1 > Quel est votre bruit préféré ?

Celui de la flamme d’une bougie qui crépite.

2 > Quel est votre compositeur préféré ?

Händel.

3 > Quelle est l’œuvre que vous auriez voulu créer ?

Ariodante.

4 > Quelle est l’œuvre que vous emporteriez sur une île déserte ?

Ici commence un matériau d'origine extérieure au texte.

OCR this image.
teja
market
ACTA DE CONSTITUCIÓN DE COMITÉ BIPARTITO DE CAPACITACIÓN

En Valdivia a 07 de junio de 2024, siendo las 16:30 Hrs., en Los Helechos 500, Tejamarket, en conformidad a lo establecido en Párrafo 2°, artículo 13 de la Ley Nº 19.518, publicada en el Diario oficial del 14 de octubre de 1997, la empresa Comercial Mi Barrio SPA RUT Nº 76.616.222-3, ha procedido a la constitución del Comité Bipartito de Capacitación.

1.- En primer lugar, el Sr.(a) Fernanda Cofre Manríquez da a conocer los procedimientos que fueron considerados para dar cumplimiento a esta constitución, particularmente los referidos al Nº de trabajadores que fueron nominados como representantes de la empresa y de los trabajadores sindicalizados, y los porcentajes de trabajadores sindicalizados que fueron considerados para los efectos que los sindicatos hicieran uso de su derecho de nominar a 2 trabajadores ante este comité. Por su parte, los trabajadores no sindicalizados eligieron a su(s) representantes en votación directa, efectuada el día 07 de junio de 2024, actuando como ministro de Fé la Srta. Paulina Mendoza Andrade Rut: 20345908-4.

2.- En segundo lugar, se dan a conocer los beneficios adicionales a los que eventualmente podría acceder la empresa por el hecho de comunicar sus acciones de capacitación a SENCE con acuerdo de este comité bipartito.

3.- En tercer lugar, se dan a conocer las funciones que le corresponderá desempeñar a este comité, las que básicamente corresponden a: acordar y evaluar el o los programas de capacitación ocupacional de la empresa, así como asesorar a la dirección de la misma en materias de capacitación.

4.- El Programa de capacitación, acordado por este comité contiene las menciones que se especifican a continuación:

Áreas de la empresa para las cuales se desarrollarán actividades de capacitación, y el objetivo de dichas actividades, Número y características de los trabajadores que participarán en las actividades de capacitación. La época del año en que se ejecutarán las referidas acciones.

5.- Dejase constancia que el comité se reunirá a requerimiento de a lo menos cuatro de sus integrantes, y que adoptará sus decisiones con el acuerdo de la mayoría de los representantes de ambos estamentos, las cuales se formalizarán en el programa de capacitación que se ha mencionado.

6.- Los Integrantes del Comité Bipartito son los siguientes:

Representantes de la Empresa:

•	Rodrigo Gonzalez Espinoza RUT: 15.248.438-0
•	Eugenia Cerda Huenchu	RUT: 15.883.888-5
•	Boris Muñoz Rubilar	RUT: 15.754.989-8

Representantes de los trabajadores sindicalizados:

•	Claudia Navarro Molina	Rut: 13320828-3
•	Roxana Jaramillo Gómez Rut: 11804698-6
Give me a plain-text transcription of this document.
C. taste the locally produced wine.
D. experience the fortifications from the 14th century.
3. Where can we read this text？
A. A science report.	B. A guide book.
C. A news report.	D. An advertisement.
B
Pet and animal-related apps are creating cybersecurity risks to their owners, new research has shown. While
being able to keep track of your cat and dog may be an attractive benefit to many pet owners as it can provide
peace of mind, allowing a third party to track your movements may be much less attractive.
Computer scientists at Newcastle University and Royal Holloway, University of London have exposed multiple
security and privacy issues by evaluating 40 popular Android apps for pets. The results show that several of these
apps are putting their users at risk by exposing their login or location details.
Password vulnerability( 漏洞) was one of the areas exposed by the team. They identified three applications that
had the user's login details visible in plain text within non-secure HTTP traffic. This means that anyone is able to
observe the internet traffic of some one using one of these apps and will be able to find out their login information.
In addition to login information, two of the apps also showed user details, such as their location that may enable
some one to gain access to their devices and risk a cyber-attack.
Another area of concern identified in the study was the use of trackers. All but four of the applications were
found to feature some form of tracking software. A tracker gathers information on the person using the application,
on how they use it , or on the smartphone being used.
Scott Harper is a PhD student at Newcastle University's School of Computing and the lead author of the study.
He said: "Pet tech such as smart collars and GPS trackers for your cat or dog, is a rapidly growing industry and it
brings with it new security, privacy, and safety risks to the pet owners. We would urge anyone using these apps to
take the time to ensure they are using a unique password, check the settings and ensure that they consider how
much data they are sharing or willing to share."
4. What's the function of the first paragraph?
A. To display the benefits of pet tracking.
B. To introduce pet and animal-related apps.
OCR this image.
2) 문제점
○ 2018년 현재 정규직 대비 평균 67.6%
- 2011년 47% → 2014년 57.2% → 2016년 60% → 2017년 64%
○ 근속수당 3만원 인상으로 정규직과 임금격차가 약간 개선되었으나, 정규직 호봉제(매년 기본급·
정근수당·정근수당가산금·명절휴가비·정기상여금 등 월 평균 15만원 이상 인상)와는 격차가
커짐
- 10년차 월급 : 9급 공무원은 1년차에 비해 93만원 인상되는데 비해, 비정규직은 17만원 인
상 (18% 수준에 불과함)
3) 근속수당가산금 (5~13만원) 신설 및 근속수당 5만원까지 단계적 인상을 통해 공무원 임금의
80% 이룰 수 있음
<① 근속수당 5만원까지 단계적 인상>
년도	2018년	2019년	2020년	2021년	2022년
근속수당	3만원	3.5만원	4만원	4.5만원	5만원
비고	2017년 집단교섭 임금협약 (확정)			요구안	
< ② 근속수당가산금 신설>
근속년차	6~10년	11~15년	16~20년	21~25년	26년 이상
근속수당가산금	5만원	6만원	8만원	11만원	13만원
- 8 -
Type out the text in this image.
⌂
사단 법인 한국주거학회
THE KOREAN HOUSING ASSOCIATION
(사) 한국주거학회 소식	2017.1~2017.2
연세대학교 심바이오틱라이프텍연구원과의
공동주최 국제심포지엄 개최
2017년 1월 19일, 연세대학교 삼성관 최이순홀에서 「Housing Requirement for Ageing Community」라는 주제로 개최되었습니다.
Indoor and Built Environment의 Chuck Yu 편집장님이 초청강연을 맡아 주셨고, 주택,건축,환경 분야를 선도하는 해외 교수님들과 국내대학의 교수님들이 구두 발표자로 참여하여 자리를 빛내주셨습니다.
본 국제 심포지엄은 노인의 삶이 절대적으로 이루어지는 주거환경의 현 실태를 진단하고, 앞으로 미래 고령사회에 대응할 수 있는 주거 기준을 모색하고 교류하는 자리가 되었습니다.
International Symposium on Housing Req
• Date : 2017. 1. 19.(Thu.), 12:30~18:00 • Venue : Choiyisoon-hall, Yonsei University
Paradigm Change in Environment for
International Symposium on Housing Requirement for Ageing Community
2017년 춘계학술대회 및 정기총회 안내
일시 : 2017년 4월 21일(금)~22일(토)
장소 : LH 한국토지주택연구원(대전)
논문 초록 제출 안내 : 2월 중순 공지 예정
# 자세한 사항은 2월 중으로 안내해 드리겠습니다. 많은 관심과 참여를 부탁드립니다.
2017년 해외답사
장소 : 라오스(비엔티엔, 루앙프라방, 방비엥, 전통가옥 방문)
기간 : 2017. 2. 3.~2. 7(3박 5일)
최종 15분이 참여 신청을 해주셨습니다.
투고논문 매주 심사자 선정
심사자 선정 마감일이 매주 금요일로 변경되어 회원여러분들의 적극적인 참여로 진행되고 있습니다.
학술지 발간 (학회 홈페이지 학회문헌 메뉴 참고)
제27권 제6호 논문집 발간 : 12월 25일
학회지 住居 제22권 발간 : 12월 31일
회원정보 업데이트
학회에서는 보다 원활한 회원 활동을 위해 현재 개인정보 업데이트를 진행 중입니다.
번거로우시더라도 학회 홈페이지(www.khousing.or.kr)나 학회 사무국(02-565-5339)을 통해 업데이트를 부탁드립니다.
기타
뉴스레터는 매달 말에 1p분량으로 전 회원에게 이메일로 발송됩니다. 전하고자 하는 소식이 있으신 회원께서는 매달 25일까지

Le Couronnement de Poppée.

5 > Quel est le compositeur dont vous estimez qu’il n’est pas reconnu à sa juste valeur ?

Agostino Steffani.

6 > Quel est votre hobby préféré ?

Cuisiner !

7 > Quel est votre plat préféré ?

Le pot-au-feu.

8 > En quoi voudriez-vous vous réincarner ?

En aigle.

Nos 3 CDs coup de cœur

Landi : Il Sant’Alessio

Les Arts Florissants, William Christie (direction), Benjamin Lazar (mise en scène). Avec Max Emanuel Cencic (L’Epouse), Alain Buet (Eufemiano), Xavier Sabata (La Mère), Damien Guillon (Curtio), José Lemos (Martio) etc…

2 DVD Virgin Classics

Porpora : airs pour Farinelli

Venice Baroque Orchestra, Andrea Marcon (direction).

1 CD Warner-Erato

Vivaldi : Heroes (airs d’opéra)

Ensemble Matheus, Jean-Christophe Spinosi (direction).